Image Artifact – Special Examples

Devices with Slight (1-2mm) Artifact

The following statement may be used for a device with an image artifact that extends only slightly (1-2 mm) beyond the device:

MR image quality may be compromised if the area of interest is in the same area or relatively close to the position of the device. Therefore, it may be necessary to optimize MR imaging parameters for the presence of this implant.

Devices with a Lumen

For devices with a lumen, we recommend you specify whether the lumen is obscured by the artifact, for example:

The image artifact extends approximately __ mm from the device, both inside and outside the device lumen when scanned in nonclinical testing using the sequence: __________ in a (Field Strength) (Model)(Manufacturer)(software version) MR system with _________ coil.

We also recommend that the device labeling for an MR Conditional implant recommend that patients register the conditions under which the implant can be scanned safely with the MedicAlert Foundation or equivalent organization.
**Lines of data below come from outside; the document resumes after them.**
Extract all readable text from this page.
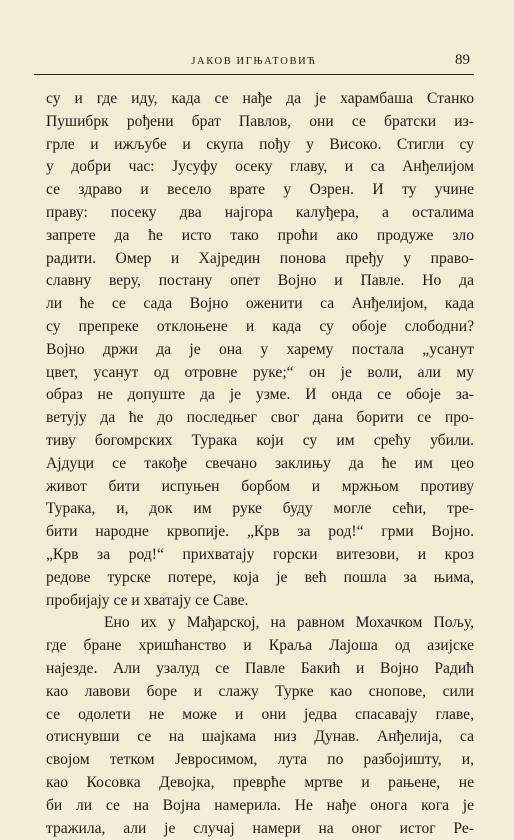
ЈАКОВ ИГЊАТОВИЋ	89
су и где иду, када се нађе да је харамбаша Станко
Пушибрк рођени брат Павлов, они се братски из-
грле и ижљубе и скупа пођу у Високо. Стигли су
у добри час: Јусуфу осеку главу, и са Анђелијом
се здраво и весело врате у Озрен. И ту учине
праву: посеку два најгора калуђера, а осталима
запрете да ће исто тако проћи ако продуже зло
радити. Омер и Хајредин понова пређу у право-
славну веру, постану опет Војно и Павле. Но да
ли ће се сада Војно оженити са Анђелијом, када
су препреке отклоњене и када су обоје слободни?
Војно држи да је она у харему постала „усанут
цвет, усанут од отровне руке;“ он је воли, али му
образ не допуште да је узме. И онда се обоје за-
ветују да ће до последњег свог дана борити се про-
тиву богомрских Турака који су им срећу убили.
Ајдуци се такође свечано заклињу да ће им цео
живот бити испуњен борбом и мржњом противу
Турака, и, док им руке буду могле сећи, тре-
бити народне крвопије. „Крв за род!“ грми Војно.
„Крв за род!“ прихватају горски витезови, и кроз
редове турске потере, која је већ пошла за њима,
пробијају се и хватају се Саве.
Ено их у Мађарској, на равном Мохачком Пољу,
где бране хришћанство и Краља Лајоша од азијске
најезде. Али узалуд се Павле Бакић и Војно Радић
као лавови боре и слажу Турке као снопове, сили
се одолети не може и они једва спасавају главе,
отиснувши се на шајкама низ Дунав. Анђелија, са
својом тетком Јевросимом, лута по разбојишту, и,
као Косовка Девојка, преврће мртве и рањене, не
би ли се на Војна намерила. Не нађе онога кога је
тражила, али је случај намери на оног истог Ре-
 1 Woods, T.O. “MRI Safety” in Wiley Encyclopedia of Biomedical Engineering (Metin Akay, ed.) Hoboken: John Wiley & Sons, Inc., 2006, pp. 2360-2371.

 2 Ibid.

 3 Although final labeling is not required for 510(k) clearance, labeling is reviewed in a 510(k) and the final labeling must comply with the requirements of 21 CFR Part 801 before a medical device is introduced into interstate commerce. In addition, final labeling for prescription medical devices must comply with 21 CFR 801.109. Labeling recommendations in this guidance are consistent with the requirements of Part 801.